Dejando de lado la intrahistoria del personaje, no por su nula importancia en el tema que nos reúne sino porque no aportaba nada al significado real del conjunto de la losa del rey Pacal, ésta no representa a ningún astronauta sino que representa al propio rey en su tránsito hacia el mundo de la muerte. Por lo tanto, no hay representación alguna de cohetes, ni de manillares, ni de humo saliendo de las turbinas debido a una fuerte propulsión, sino símbolos que tienen su perfecto paralelismo en el mundo de las creencias mayas y de los que hoy se conocen otros ejemplos.
El hallazgo es desestabilizador en sí mismo, no por el hecho de que represente a un supuesto astronauta, teoría que como ahora desgranaré no tiene sentido alguno, sino porque da la vuelta a la tortilla al significado último que se atribuía a las pirámides en el mundo maya. El siguiente texto de Alberto Ruz clarifica este aspecto y nos introduce en el mundo del simbolismo de la losa:
«Esta "tumba real" de Palenque —señala el arqueólogo mejicano en su relato publicado en 1953 en el The Illustrated Newslondinense— también nos permite suponer que la actitud hacia los muertos mayas del halach uinic se aproximaba mucho a la de los faraones. La piedra que cubría la tumba parece confirmar esta apreciación y sintetiza en sus relieves algunos rasgos esenciales de la religión maya.
«La presencia aquí, en una losa sepulcral, de motivos que se repiten en otras representaciones, nos facilita quizá la clave para interpretar los famosos paneles de la Cruz y la Cruz Foliada (o Enramada) en Palenque, y también algunas pinturas de los códices. En la piedra en cuestión vemos a un hombre rodeado de símbolos astrológicos que representan el cielo —el límite espacial de la tierra del hombre y la morada de los dioses, donde el curso fijo de las estrellas marca el implacable ritmo del tiempo—. El hombre reposa sobre la tierra, representado por una grotesca cabeza con rasgos fúnebres, ya que la tierra es un monstruo que devora todo lo que vive; y si el hombre reclinado parece caerse hacia atrás es porque su inherente destino es caer a la tierra, el país de los muertos.
«Pero sobre el hombre se alza el bien conocido motivo cruciforme, que, en algunas representaciones es un árbol, en otras la estilizada planta del maíz, pero que siempre es el símbolo de la vida surgiendo de la tierra, la vida triunfante sobre la muerte».

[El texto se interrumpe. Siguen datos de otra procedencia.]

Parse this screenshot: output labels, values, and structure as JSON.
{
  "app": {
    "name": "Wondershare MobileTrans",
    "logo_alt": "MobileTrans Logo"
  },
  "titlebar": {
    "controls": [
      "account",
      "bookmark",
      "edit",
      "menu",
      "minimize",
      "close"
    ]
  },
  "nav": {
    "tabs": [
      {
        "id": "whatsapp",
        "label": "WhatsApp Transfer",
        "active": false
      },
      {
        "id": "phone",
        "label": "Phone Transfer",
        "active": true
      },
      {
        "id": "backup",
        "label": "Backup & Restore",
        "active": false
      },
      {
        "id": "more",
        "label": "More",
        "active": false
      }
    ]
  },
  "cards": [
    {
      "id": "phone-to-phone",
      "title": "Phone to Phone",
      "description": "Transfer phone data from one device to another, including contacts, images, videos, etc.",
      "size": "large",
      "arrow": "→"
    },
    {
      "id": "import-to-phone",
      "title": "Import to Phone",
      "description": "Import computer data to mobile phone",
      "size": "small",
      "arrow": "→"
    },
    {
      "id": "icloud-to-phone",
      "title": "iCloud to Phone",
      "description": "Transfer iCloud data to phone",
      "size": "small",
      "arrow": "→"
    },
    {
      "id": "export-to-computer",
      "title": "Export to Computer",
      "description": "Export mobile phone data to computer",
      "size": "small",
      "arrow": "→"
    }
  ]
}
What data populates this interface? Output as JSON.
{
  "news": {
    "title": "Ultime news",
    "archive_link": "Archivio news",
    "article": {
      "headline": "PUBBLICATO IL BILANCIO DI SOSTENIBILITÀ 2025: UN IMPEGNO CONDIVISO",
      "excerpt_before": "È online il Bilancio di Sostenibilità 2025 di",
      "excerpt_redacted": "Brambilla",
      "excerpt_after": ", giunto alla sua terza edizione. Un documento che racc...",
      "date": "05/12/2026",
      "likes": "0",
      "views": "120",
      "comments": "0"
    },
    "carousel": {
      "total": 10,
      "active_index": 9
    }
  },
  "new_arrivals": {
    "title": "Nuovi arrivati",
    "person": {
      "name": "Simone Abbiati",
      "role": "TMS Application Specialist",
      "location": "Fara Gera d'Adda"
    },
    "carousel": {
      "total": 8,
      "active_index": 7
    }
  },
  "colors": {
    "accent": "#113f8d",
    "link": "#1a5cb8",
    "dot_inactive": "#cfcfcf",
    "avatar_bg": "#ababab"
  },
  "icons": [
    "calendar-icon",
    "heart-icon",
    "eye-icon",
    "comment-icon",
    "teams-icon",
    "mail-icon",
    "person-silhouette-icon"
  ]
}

Vayamos por partes. La propia representación del individuo que protagoniza la escena y que se supone ser el mismo que hay enterrado en la sepultura —al menos así lo señalan los textos de la losa—, cuenta con todos los elementos necesarios para encuadrar en la morfología típica de un maya.
Todo parece indicar que el relieve del «astronauta» no es mas que la representación de la divinización de Pacal, mandada realizar seguramente por su hijo K’inich Kan Balam. Por su parte, la «nave» o «cohete» no sería tal sino una elaborada representación de una cruz o Árbol de la Vida que vemos con frecuencia sobre relieves conservados no solamente en muchos lugares de Mesoamérica sino en el propio Palenque.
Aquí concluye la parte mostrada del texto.